I am learning something through this class--although I love the concepts and processes of our class and our art time, I hate performing. Ever since I was little, stepping in front of a crowd terrified me. During piano recitals my entire body would shake and I would forget to breath. With a poor performance I would only fear my next performance, and my associations with performing only spiraled downward. Even now giving presentations in class my body shakes and I forget what I know, stumbling over my words and dreading anyone asking a question which would only prolong my painful performance.

Although I thought I could be over this, the performance in the Caf Monday only solidified my feeling that performance is a difficult thing for me. Starting by fumbling for the matches, my whole body shook as I moved my puppets around the stage, casting a bumpy shadow. Luckily my character was angry, so I think it worked well... But it wasn't ideal to say the least.

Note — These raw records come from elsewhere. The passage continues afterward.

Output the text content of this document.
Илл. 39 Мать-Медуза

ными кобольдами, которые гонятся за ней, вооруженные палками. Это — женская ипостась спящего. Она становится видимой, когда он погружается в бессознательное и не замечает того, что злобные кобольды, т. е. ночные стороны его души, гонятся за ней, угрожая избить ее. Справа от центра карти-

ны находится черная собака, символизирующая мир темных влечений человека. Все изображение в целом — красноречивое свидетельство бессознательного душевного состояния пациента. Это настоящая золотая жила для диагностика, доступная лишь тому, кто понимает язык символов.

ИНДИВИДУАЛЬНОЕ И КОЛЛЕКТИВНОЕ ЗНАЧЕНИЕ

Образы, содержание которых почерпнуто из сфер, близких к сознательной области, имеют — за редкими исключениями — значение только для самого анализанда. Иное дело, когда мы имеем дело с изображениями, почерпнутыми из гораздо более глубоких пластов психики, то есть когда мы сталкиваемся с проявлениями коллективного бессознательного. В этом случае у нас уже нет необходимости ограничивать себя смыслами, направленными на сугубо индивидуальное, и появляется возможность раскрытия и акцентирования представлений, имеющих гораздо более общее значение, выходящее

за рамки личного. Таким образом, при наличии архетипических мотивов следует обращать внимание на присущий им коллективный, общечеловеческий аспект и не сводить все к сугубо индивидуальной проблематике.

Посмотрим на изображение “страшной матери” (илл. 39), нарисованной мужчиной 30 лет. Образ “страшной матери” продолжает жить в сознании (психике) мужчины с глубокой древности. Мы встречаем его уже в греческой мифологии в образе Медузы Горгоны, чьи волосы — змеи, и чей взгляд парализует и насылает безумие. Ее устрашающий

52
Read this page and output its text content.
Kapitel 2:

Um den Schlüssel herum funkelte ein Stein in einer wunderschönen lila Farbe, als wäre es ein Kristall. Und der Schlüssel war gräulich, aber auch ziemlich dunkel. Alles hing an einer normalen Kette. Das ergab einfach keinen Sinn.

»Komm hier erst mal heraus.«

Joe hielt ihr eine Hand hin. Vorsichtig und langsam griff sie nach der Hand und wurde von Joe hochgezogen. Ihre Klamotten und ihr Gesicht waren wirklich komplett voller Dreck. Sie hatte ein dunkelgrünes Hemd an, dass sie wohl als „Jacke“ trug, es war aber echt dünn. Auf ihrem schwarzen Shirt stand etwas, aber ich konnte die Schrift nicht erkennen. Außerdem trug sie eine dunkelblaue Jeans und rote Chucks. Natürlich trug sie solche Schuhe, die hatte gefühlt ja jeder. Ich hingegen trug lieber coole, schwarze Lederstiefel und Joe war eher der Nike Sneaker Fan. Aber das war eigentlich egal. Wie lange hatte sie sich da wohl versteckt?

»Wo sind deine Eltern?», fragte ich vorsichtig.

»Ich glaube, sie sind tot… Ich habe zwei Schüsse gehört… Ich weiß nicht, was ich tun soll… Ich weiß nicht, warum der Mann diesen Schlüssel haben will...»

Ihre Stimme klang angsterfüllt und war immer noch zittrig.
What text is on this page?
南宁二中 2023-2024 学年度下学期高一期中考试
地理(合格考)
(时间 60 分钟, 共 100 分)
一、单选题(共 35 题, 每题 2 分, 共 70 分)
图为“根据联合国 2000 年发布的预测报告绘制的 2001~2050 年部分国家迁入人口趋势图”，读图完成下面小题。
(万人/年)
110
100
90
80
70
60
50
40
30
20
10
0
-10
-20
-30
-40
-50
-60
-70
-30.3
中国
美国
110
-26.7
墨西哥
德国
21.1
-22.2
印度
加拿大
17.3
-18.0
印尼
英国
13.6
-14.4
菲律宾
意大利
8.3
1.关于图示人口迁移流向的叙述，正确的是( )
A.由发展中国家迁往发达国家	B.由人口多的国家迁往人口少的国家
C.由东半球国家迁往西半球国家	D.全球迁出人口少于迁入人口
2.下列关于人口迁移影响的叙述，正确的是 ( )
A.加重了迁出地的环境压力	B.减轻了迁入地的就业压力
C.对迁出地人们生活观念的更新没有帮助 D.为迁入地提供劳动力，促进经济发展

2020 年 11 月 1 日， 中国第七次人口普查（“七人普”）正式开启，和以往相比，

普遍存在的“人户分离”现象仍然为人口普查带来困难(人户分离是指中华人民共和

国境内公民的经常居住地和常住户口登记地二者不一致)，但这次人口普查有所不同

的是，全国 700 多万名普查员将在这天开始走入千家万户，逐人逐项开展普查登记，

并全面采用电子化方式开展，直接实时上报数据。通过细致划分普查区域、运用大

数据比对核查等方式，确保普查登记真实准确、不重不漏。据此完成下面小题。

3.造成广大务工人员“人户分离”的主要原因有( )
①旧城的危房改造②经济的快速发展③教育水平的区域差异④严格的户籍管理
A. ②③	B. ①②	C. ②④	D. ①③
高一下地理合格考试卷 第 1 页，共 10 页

With an adrenaline rush and a heavy focus I made it through the rest of the performance, but only to crash with exasperation afterwards--I felt I had represented myself poorly and overanalyzed every component of the performance from a negative standpoint.

At this point I wasn't even concerned with the larger aspects of the spectacle--how the performance had looked to all the sitters in the caf, with moving spectacles all around them. The music creeping into their ears, their eyes unable to see except for shadows created by candle light. I'm sure as a whole the performance was spectacular, exquisite, exciting. The moments of applause from around the caf demonstrated that clearly.

My own hiccups are merely a lesson--that maybe to be convinced in the spectacle and the derive is to be more concerned with messing up with people's daily routine than to be bogged down by the intricacies of one's own performance.